変な人だ。――直感で思った。この仕事、断ったほうが良いと。
「重いものは持てません。体力もないです。あの、申し訳ないんですがやっぱり――」
「だが正直だ。採用」
僕の言葉を切り捨てるようにイスルギは言った。
「ちょっと待ってください、僕――」
「いやあ、助かったよ。いい子を見つけてくれて」
僕を無視し、イスルギは三ツ橋に向き直った。
約束の紹介料だ――イスルギはジャケットの内ポケットから高価そうな財布を出し、万札を五枚抜いて三ツ橋に渡した。
唖然とした。

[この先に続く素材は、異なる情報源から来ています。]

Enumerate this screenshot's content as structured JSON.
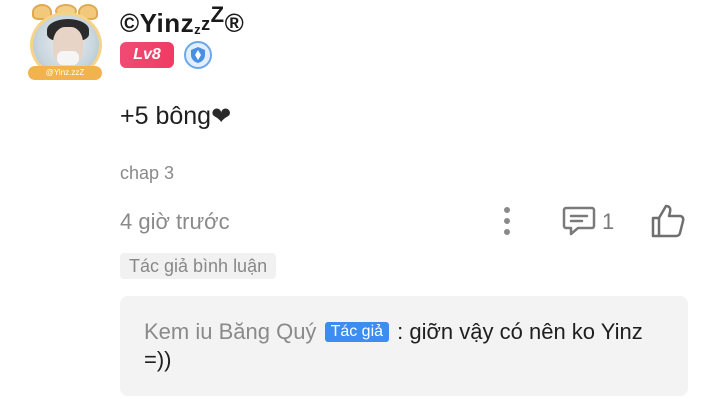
{
  "user": {
    "name": "©Yinz",
    "name_sub": "z",
    "name_mid": "z",
    "name_sup": "Z",
    "name_reg": "®",
    "level": "Lv8",
    "avatar_tag": "@Yinz.zzZ"
  },
  "comment": {
    "text": "+5 bông",
    "chapter": "chap 3",
    "time": "4 giờ trước",
    "reply_count": "1",
    "author_commented_label": "Tác giả bình luận"
  },
  "reply": {
    "name": "Kem iu Băng Quý",
    "badge": "Tác giả",
    "text": ": giỡn vậy có nên ko Yinz =))"
  },
  "colors": {
    "level_badge": "#ef3b63",
    "author_badge": "#3d8cf0",
    "muted_text": "#8a8a8a",
    "reply_bg": "#f3f3f3"
  },
  "icons": {
    "heart": "heart-icon",
    "more": "more-vertical-icon",
    "reply": "comment-icon",
    "like": "thumbs-up-icon",
    "shield": "shield-badge-icon"
  }
}
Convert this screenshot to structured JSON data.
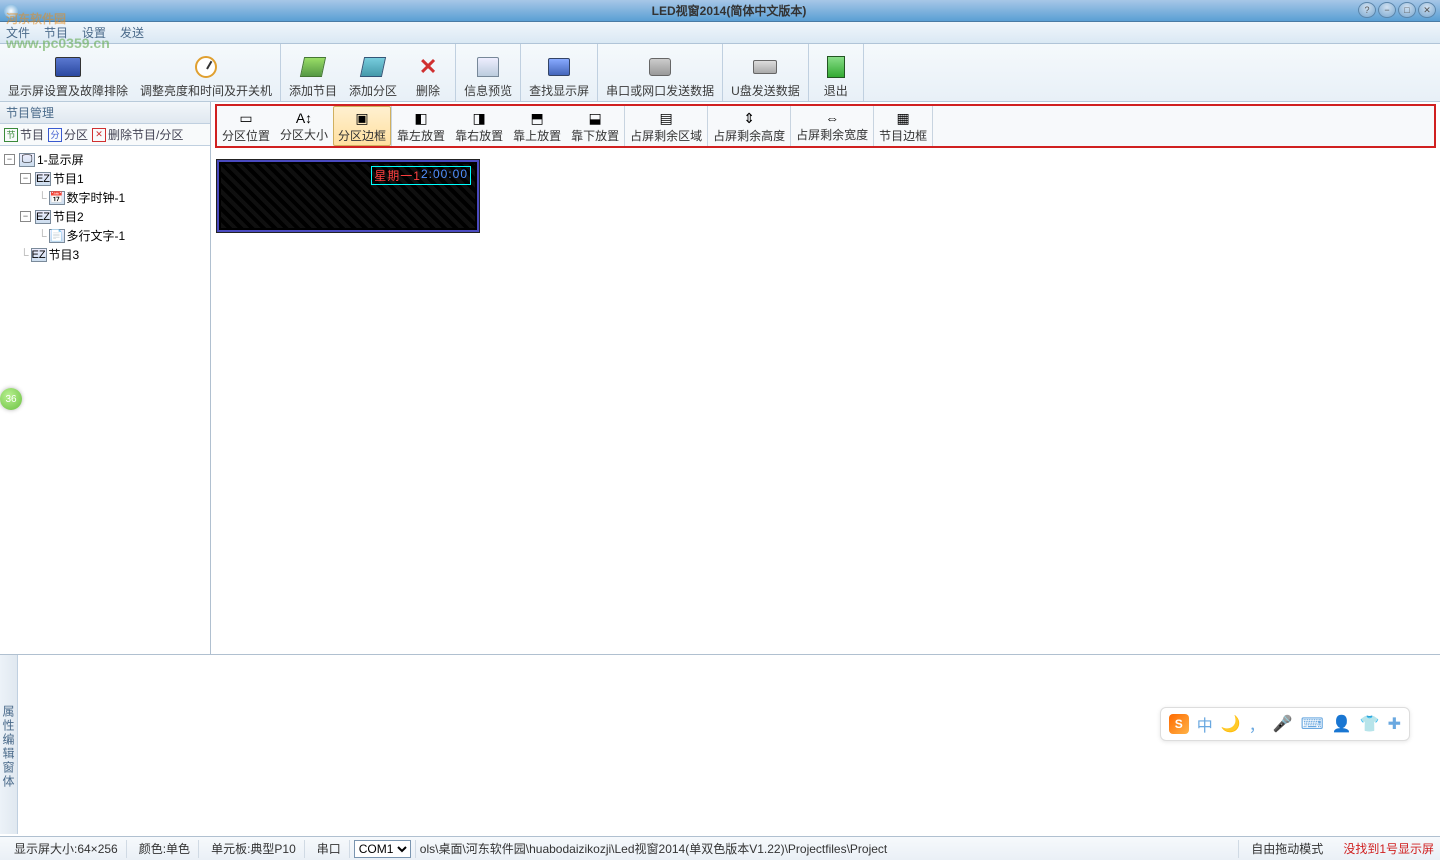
{
  "title": "LED视窗2014(简体中文版本)",
  "watermark": {
    "main": "河东软件园",
    "sub": "www.pc0359.cn"
  },
  "menubar": [
    "文件",
    "节目",
    "设置",
    "发送"
  ],
  "toolbar": [
    {
      "label": "显示屏设置及故障排除"
    },
    {
      "label": "调整亮度和时间及开关机"
    },
    {
      "label": "添加节目"
    },
    {
      "label": "添加分区"
    },
    {
      "label": "删除"
    },
    {
      "label": "信息预览"
    },
    {
      "label": "查找显示屏"
    },
    {
      "label": "串口或网口发送数据"
    },
    {
      "label": "U盘发送数据"
    },
    {
      "label": "退出"
    }
  ],
  "left_panel": {
    "header": "节目管理",
    "tree_toolbar": [
      {
        "label": "节目",
        "icon": "节",
        "color": "#3a8a3a"
      },
      {
        "label": "分区",
        "icon": "分",
        "color": "#3a5ad0"
      },
      {
        "label": "删除节目/分区",
        "icon": "✕",
        "color": "#d03030"
      }
    ],
    "tree": [
      {
        "indent": 0,
        "toggle": "−",
        "icon": "🖵",
        "label": "1-显示屏"
      },
      {
        "indent": 1,
        "toggle": "−",
        "icon": "EZ",
        "label": "节目1"
      },
      {
        "indent": 2,
        "toggle": "",
        "icon": "📅",
        "label": "数字时钟-1"
      },
      {
        "indent": 1,
        "toggle": "−",
        "icon": "EZ",
        "label": "节目2"
      },
      {
        "indent": 2,
        "toggle": "",
        "icon": "📄",
        "label": "多行文字-1"
      },
      {
        "indent": 1,
        "toggle": "",
        "icon": "EZ",
        "label": "节目3"
      }
    ]
  },
  "sec_toolbar": [
    {
      "label": "分区位置",
      "icon": "▭"
    },
    {
      "label": "分区大小",
      "icon": "A↕"
    },
    {
      "label": "分区边框",
      "icon": "▣",
      "hl": true
    },
    {
      "label": "靠左放置",
      "icon": "◧"
    },
    {
      "label": "靠右放置",
      "icon": "◨"
    },
    {
      "label": "靠上放置",
      "icon": "⬒"
    },
    {
      "label": "靠下放置",
      "icon": "⬓"
    },
    {
      "label": "占屏剩余区域",
      "icon": "▤"
    },
    {
      "label": "占屏剩余高度",
      "icon": "⇕"
    },
    {
      "label": "占屏剩余宽度",
      "icon": "⇔"
    },
    {
      "label": "节目边框",
      "icon": "▦"
    }
  ],
  "preview_clock": {
    "red": "星期一1",
    "blue": "2:00:00"
  },
  "props_panel_title": "属性编辑窗体",
  "ime": {
    "logo": "S",
    "lang": "中",
    "icons": [
      "🌙",
      "🎤",
      "⌨",
      "👤",
      "👕",
      "✚"
    ]
  },
  "statusbar": {
    "size_label": "显示屏大小:64×256",
    "color_label": "颜色:单色",
    "board_label": "单元板:典型P10",
    "port_label": "串口",
    "com": "COM1",
    "path": "ols\\桌面\\河东软件园\\huabodaizikozji\\Led视窗2014(单双色版本V1.22)\\Projectfiles\\Project",
    "mode": "自由拖动模式",
    "error": "没找到1号显示屏"
  },
  "side_badge": "36"
}
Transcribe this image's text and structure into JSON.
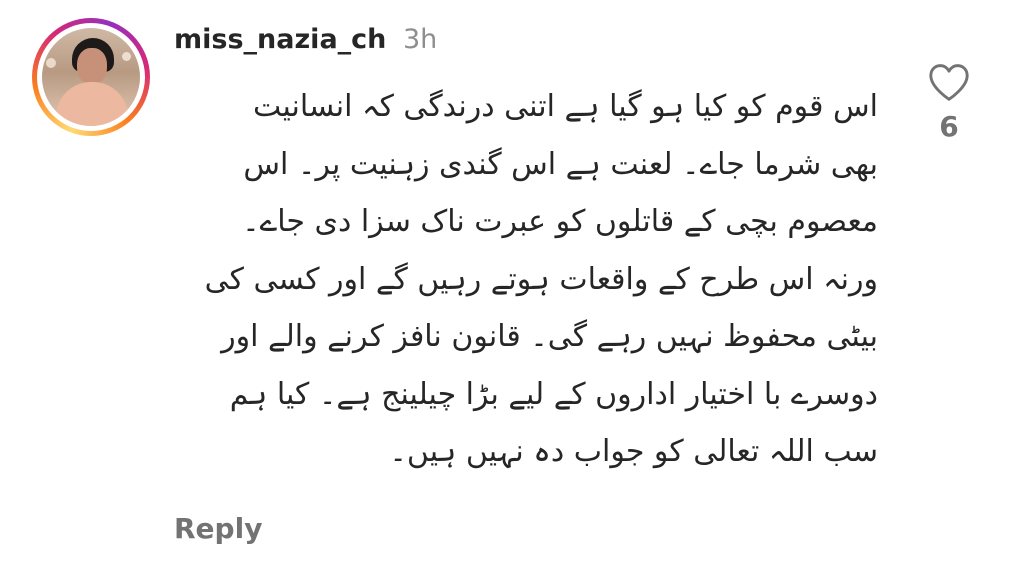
{
  "comment": {
    "username": "miss_nazia_ch",
    "time": "3h",
    "lines": [
      "اس قوم کو کیا ہو گیا ہے اتنی درندگی کہ انسانیت",
      "بھی شرما جاے۔ لعنت ہے اس گندی زہنیت پر۔ اس",
      "معصوم بچی کے قاتلوں کو عبرت ناک سزا دی جاے۔",
      "ورنہ اس طرح کے واقعات ہوتے رہیں گے اور کسی کی",
      "بیٹی محفوظ نہیں رہے گی۔ قانون نافز کرنے والے اور",
      "دوسرے با اختیار اداروں کے لیے بڑا چیلینج ہے۔ کیا ہم",
      "سب اللہ تعالی کو جواب دہ نہیں ہیں۔"
    ],
    "reply_label": "Reply",
    "like_count": "6",
    "icons": {
      "like": "heart-outline-icon",
      "avatar": "user-avatar"
    },
    "colors": {
      "text": "#262626",
      "secondary": "#8e8e8e",
      "action": "#737373"
    }
  }
}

こっちの報酬は一万円なのに、ただ紹介しただけの三ツ橋が五万円とはどうゆうわけなのだ。
「三ツ橋くん。君はもういいよ。また連絡する」
三ツ橋は「まいど」と猫のように目を細めて笑うと、ソファーから立ち上がった。
「じゃあな、間宮。詳しいことはイスルギさんに聞いて」
「ちょっと待てよ、三ツ橋――」
腰を上げかけた僕に、イスルギは「座りたまえ」と低く言った。
その隙に三ツ橋はガラスドアから出て行ってしまった。